Previously Reported Cases and the Present Case of RA Complicating DPB.

Case	Age/Sex	Method of histopathological diagnosis	Treatment of RA	BALF Mφ/Lym/Neu/Eos (%)	Treatment of DPB	Outcome	Prognosis	HLA B54	HLA DR4
1 (13)	61/Female	Autopsy	Corticosteroid, gold	NA	-	Worsened	30 years dead (respiratory failure)	NA	NA
2 (13)	61/Male	Autopsy	Corticosteroid, penicillamine	NA	-	Worsened	4 years dead (respiratory failure)	NA	NA
3 (14)	47/Female	NA	MTX	NA	CAM	Improved	4 months alive	+	+
4 (14)	52/Female	NA	NSAIDs	1.6/2.1/96.3/NA	CAM	Improved	NA	+	NA
5 (14)	66/Female	NA	Bucillamine	NA	EM	Improved	1 year dead (respiratory failure)	NA	NA
6 (15)	67/Female	Autopsy	NSAIDs, corticosteroid, penicillamine, gold	NA	-	Worsened	5 years dead (respiratory failure)	NA	NA
7 (12)	47/Female	NA	NSAIDs, bucillamine	NA	EM	Improved	NA	+	+
8 (12)	58/Female	NA	NSAIDs, auranofin	NA	NA	NA	NA	+	+
Present case	58/Female	SLB	MTX, tacrolimus	19.6/6.6/73.8/0.0	CAM	Improved	1 year alive	NA	NA

CAM: clarithromycin, BALF: bronchoalveolar lavage fluid, DPB: diffuse panbronchiolitis, EM: erythromycin, Eos: eosinophil, HLA: human leukocyte antigen, Lym: lymphocyte, MTX: methotrexate, Mφ: macrophage, NA: not available, Neu: neutrophil, NSAIDs: non-steroidal anti-inflammatory drugs, RA: rheumatoid arthritis, SLB: surgical lung biopsy

It is important to differentiate DPB from FB or BO associated with RA, but this is often difficult in practice. Hayakawa et al. studied 15 RA patients with biopsy-proven bronchiolar disease (8 with FB and 7 with BO) and showed that 11 (73%) had chronic sinusitis, and 11 who received EM therapy experienced a significant improvement in symptoms (17). Homma et al. reported three RA patients clinically diagnosed with DPB. The cold hemagglutinin titer in all three patients was elevated over 512-fold. All three patients were autopsied, and two were pathologically diagnosed with DPB, while the other was deemed to have BO (14).

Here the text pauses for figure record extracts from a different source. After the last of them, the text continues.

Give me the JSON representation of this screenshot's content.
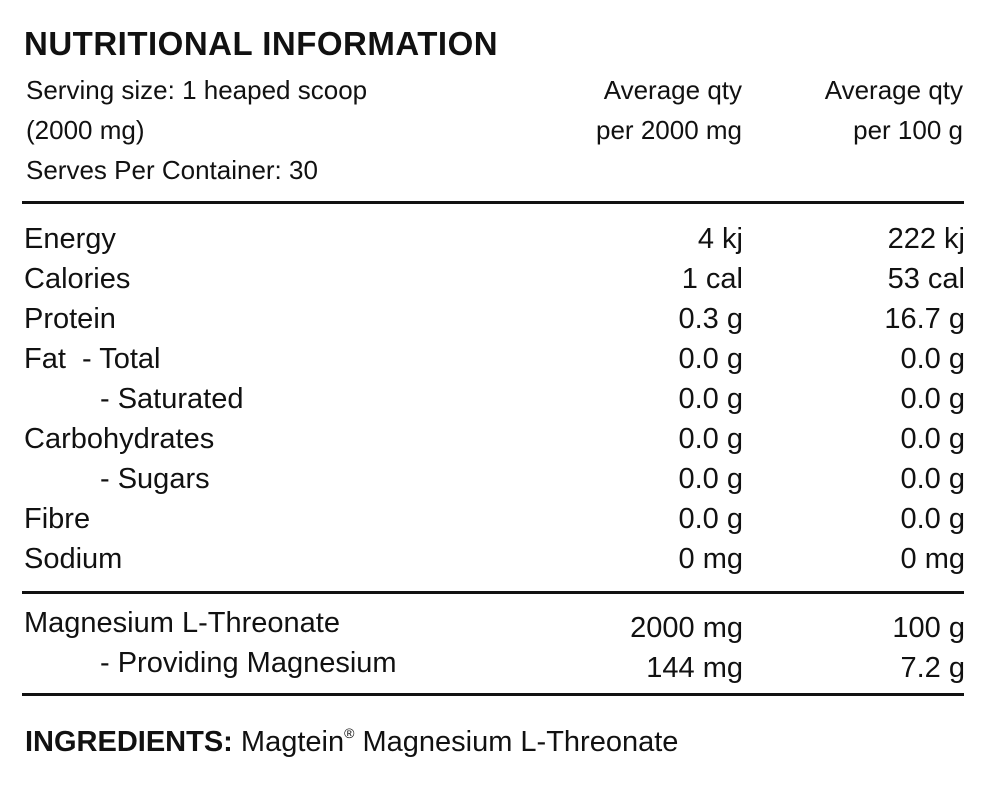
{
  "title": "NUTRITIONAL INFORMATION",
  "serving": {
    "line1": "Serving size: 1 heaped scoop",
    "line2": "(2000 mg)",
    "line3": "Serves Per Container: 30"
  },
  "columns": {
    "col1_line1": "Average qty",
    "col1_line2": "per 2000 mg",
    "col2_line1": "Average qty",
    "col2_line2": "per 100 g"
  },
  "nutrients": [
    {
      "label": "Energy",
      "per_serving": "4 kj",
      "per_100g": "222 kj"
    },
    {
      "label": "Calories",
      "per_serving": "1 cal",
      "per_100g": "53 cal"
    },
    {
      "label": "Protein",
      "per_serving": "0.3 g",
      "per_100g": "16.7 g"
    },
    {
      "label": "Fat  - Total",
      "per_serving": "0.0 g",
      "per_100g": "0.0 g"
    },
    {
      "label": "- Saturated",
      "per_serving": "0.0 g",
      "per_100g": "0.0 g"
    },
    {
      "label": "Carbohydrates",
      "per_serving": "0.0 g",
      "per_100g": "0.0 g"
    },
    {
      "label": "- Sugars",
      "per_serving": "0.0 g",
      "per_100g": "0.0 g"
    },
    {
      "label": "Fibre",
      "per_serving": "0.0 g",
      "per_100g": "0.0 g"
    },
    {
      "label": "Sodium",
      "per_serving": "0 mg",
      "per_100g": "0 mg"
    }
  ],
  "actives": [
    {
      "label": "Magnesium L-Threonate",
      "per_serving": "2000 mg",
      "per_100g": "100 g"
    },
    {
      "label": "- Providing Magnesium",
      "per_serving": "144 mg",
      "per_100g": "7.2 g"
    }
  ],
  "ingredients": {
    "heading": "INGREDIENTS:",
    "brand": "Magtein",
    "trademark": "®",
    "text": "Magnesium L-Threonate"
  }
}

In conclusion, we encountered a case of DPB in a patient with RA. Among Japanese RA patients, we need to consider DPB as a type of bronchiolitis that can accompany RA. However, it is difficult to differentiate DPB from other types of bronchitis associated with RA based on the radiographic findings, presence of sinusitis, cold hemagglutinin titer, and response to macrolide therapy.

The authors state that they have no Conflict of Interest (COI).